For the truly old-school, there are note-block song plugins that play tunes through Minecraft's own sound engine with no external audio at all. Limited, but they work on any client with zero setup. And if your real goal is voice plus a little music, a voice-chat mod scratches a completely different itch. Different tool, different job.


My Take

ZMusic is genuinely impressive for what it's: a polished, actively maintained music system that handles the whole loop from search to synced lyrics. The lyric translation alone puts it ahead of most options I've tried.

The catch is the Chinese-platform and Chinese-docs orientation. If your community is comfortable with that, this is one of the better picks out there. If not, you'll spend some time in translation tools getting it dialed in.

Either way, it's the kind of project that makes a server feel less like an empty world and more like a place people want to hang out. (And if you're polishing the vibe anyway, minecraft.how's skin creator is a fun rabbit hole for giving yourself a fresh look while the music plays.)

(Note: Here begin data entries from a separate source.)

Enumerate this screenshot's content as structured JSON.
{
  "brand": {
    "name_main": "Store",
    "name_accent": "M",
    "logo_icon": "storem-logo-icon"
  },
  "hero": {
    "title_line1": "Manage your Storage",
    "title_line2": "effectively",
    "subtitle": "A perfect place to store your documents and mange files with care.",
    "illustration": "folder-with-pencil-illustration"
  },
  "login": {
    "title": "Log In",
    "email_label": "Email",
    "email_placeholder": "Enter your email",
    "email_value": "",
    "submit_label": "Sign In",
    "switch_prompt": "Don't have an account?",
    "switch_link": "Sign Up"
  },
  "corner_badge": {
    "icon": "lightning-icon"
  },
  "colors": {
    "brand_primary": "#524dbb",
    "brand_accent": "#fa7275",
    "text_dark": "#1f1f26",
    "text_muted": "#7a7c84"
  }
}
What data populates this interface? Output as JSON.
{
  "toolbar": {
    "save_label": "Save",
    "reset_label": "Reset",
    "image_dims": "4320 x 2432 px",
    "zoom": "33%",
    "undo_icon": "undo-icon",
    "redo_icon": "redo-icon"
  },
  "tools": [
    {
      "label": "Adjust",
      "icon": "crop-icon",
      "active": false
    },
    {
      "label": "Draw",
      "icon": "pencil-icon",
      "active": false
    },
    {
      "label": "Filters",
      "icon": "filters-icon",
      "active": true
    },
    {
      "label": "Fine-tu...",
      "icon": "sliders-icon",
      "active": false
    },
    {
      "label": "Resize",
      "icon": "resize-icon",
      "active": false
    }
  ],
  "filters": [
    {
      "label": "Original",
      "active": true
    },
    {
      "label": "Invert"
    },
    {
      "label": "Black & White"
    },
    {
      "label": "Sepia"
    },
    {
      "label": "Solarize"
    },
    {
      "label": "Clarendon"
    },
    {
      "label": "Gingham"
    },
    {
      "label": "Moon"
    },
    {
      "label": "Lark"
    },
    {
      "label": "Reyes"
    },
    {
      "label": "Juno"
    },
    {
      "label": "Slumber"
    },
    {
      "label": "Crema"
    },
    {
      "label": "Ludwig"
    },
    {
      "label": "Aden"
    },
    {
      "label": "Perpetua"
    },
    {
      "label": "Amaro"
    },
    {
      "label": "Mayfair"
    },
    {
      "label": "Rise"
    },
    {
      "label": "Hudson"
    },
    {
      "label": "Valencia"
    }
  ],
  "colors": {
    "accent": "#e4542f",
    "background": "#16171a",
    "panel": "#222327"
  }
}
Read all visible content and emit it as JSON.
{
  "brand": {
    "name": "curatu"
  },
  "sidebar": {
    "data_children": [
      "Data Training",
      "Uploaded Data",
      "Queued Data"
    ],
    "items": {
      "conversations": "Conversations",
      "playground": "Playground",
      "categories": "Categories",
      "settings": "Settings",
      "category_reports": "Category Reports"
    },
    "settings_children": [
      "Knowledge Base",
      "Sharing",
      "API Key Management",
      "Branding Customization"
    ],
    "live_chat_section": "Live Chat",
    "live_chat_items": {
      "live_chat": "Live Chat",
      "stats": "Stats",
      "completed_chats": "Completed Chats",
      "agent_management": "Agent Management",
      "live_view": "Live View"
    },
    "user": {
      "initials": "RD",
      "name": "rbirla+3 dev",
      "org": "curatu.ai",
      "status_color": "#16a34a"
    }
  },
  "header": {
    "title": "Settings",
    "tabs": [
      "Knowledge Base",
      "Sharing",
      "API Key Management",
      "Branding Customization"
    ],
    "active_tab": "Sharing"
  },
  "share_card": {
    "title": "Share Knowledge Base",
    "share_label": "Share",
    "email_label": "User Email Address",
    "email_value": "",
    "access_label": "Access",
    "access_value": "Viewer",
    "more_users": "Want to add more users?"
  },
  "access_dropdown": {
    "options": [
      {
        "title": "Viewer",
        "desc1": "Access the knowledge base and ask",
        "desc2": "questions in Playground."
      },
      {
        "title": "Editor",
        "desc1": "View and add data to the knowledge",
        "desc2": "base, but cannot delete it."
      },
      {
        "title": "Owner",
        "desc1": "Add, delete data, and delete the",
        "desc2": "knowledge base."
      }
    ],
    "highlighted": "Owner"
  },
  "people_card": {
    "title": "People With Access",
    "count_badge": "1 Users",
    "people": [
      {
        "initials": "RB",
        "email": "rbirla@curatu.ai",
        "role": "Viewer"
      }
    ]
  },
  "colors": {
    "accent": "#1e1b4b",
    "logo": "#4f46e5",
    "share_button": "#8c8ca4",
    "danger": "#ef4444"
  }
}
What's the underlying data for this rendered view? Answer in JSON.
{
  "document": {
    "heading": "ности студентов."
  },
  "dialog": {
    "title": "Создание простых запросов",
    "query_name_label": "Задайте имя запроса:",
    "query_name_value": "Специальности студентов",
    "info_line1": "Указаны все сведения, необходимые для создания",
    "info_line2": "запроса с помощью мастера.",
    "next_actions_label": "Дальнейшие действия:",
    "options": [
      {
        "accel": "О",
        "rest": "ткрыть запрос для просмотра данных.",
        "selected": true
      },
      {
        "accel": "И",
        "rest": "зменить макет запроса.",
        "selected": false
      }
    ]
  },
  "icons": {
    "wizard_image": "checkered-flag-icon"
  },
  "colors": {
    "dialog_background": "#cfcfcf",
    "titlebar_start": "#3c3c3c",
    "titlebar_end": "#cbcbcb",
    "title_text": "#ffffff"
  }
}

Frequently Asked Questions

Is ZMusic free, and can I use it on my own server?
Yes. ZMusic is released under the GPL-3.0 license, so it's free and open source. You download the jar from GitHub releases and run it at no cost. The GPL part mainly matters if you modify or redistribute the code: any version you publish has to stay open under the same license. For simply running it as-is on your server, there's nothing to pay and no catch.
What server software does ZMusic need?
ZMusic is a Paper-based plugin, so you'll want Paper (or a compatible fork) rather than vanilla or plain Bukkit. It also supports BungeeCord, meaning it can run across a network of linked servers instead of a single instance. The releases include a separate addon jar that helps with newer Paper builds, so on recent versions you'll usually install both the main plugin and the addon together.
Why won't songs play for my players?
A few usual suspects. Make sure you installed the addon jar alongside the main plugin, since newer Paper builds need it. Check that your plugin version matches your server version, because audio plugins lean on version-specific code. Search sources can also go offline or change, so a failing track might be the source rather than the plugin. When in doubt, the docs at zmusic.zhenxin.me cover configuration in detail.
How is ZMusic different from OpenAudioMc?
They solve overlapping but different problems. ZMusic focuses on in-game song requests, search, playlists, and synced lyrics, all run through the game itself. OpenAudioMc streams audio to a browser tab and shines at region-based ambient sound, like different music in different map areas. If you want players queuing actual tracks with lyrics, ZMusic fits better. If you want atmospheric background audio tied to locations, OpenAudioMc is the stronger pick.
Does ZMusic work with current Minecraft versions?
The project stays reasonably current. Its 2.12.0 release notes mention fixing high-version Paper NMS packaging and adapting to Paper 1.21.11, so it actively chases new builds. That said, always match the plugin (and addon) version to your exact server version rather than assuming the newest jar runs everywhere. Audio plugins depend on internal server code, so a mismatch is the most common reason things break.